和籐井樹停留在最好時光 正文 第十五章
    喬靈不讓我走,當然只有一個理由,就是需要抓緊時間繼續工作,彌補我長睡32小時的時間,我給籐井樹打了一個電話,撒了一個善意的不完整的謊言,說自己需要加班工作,還是不能回家,表面上看這不算是一個謊言,是事實,但是因為忽略了事件的重要組成部分——地點,所以應該算是一個故意遺漏關鍵選項的謊言。在家工作的感覺和公司不一樣,何況是喬靈這個裝潢精美舒適的家,我說的可不是懈怠,而是精神更加旺盛。累了就休息,有了精神就繼續工作,接著週末的兩天,我一共在喬靈家待了整整兩天。我以洗澡換衣服作為理由想回家一趟,喬靈卻告訴我」浴室你可以隨意使用,衣服我這裡有全新的男士衣物。」

    在我還納悶為什麼喬靈會有全新的男士衣物的時候,一個人幫我解答了這個問題。
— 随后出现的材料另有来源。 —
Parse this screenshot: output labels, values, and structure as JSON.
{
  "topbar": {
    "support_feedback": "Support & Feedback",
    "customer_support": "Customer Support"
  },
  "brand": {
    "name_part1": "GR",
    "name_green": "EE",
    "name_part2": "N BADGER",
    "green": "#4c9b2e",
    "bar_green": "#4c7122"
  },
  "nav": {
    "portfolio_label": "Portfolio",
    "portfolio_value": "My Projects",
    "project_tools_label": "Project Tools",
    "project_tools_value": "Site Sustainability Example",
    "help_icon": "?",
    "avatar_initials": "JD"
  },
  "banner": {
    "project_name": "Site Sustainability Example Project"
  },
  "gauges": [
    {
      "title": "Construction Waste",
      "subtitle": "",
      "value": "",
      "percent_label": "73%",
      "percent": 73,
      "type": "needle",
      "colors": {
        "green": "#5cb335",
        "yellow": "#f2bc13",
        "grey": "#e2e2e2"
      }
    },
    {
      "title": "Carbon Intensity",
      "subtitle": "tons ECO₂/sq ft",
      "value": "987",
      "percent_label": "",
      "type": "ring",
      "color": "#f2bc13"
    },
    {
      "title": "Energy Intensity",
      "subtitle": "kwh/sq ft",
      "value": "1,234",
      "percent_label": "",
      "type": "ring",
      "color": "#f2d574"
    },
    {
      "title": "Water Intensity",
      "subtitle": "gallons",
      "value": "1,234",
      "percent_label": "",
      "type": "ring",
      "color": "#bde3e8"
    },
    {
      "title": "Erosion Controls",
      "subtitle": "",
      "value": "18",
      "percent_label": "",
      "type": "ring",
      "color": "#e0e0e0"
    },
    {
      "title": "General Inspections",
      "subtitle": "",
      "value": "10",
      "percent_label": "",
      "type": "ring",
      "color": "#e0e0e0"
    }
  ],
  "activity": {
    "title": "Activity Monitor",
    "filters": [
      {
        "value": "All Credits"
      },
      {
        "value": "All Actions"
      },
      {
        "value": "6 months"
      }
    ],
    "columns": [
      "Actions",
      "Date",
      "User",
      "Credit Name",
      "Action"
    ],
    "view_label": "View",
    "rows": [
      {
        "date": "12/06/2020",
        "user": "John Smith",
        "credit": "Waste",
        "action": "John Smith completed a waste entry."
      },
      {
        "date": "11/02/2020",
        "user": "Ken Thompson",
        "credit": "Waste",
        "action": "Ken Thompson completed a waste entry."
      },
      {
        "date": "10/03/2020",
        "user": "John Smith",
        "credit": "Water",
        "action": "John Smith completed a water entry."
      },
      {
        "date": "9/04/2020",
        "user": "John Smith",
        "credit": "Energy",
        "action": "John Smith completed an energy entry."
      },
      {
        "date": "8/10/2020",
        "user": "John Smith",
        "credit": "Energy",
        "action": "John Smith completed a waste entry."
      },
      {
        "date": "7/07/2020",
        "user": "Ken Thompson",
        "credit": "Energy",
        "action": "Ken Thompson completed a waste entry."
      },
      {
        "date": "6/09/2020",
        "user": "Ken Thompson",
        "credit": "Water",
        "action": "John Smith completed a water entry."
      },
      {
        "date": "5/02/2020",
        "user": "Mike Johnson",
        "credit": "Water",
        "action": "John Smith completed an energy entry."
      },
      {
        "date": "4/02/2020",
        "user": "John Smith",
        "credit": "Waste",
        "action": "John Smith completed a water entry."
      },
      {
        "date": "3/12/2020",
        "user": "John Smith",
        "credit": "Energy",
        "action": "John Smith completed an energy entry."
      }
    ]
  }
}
敲門聲傳來,喬靈前去開門,片刻之後,喬靈皺著眉頭走進來,後面跟著一個男子。男子嘴裡說著大概「再給我一次機會,我們可以重新開始,我還是愛你的……」之類的話,當男子看到我的時候,愣了一下。人有一種習慣性的思維,會受到場景、人物、服裝等等外界因素的影響,當那名男子看到我穿著也許原本應該是買給他的衣服半躺在客廳的沙發上的時候,他的習慣性思維給了他一個和事實不符的答案。他在注視了我幾秒鐘之後,頹然地離開。

    「不好意思,利用你做了擋箭牌。」

    「不算利用,我什麼都沒做。」

    「算是利用,雖然我留你是為了工作,但是我也知道他這兩天一定會來。」喬靈很坦白,其實她完全沒有告訴我這件事情的必要,我也不會想到原來她留下我還有這種想法,一切可以發生得很自然,但是喬靈還是選擇了告訴我真相。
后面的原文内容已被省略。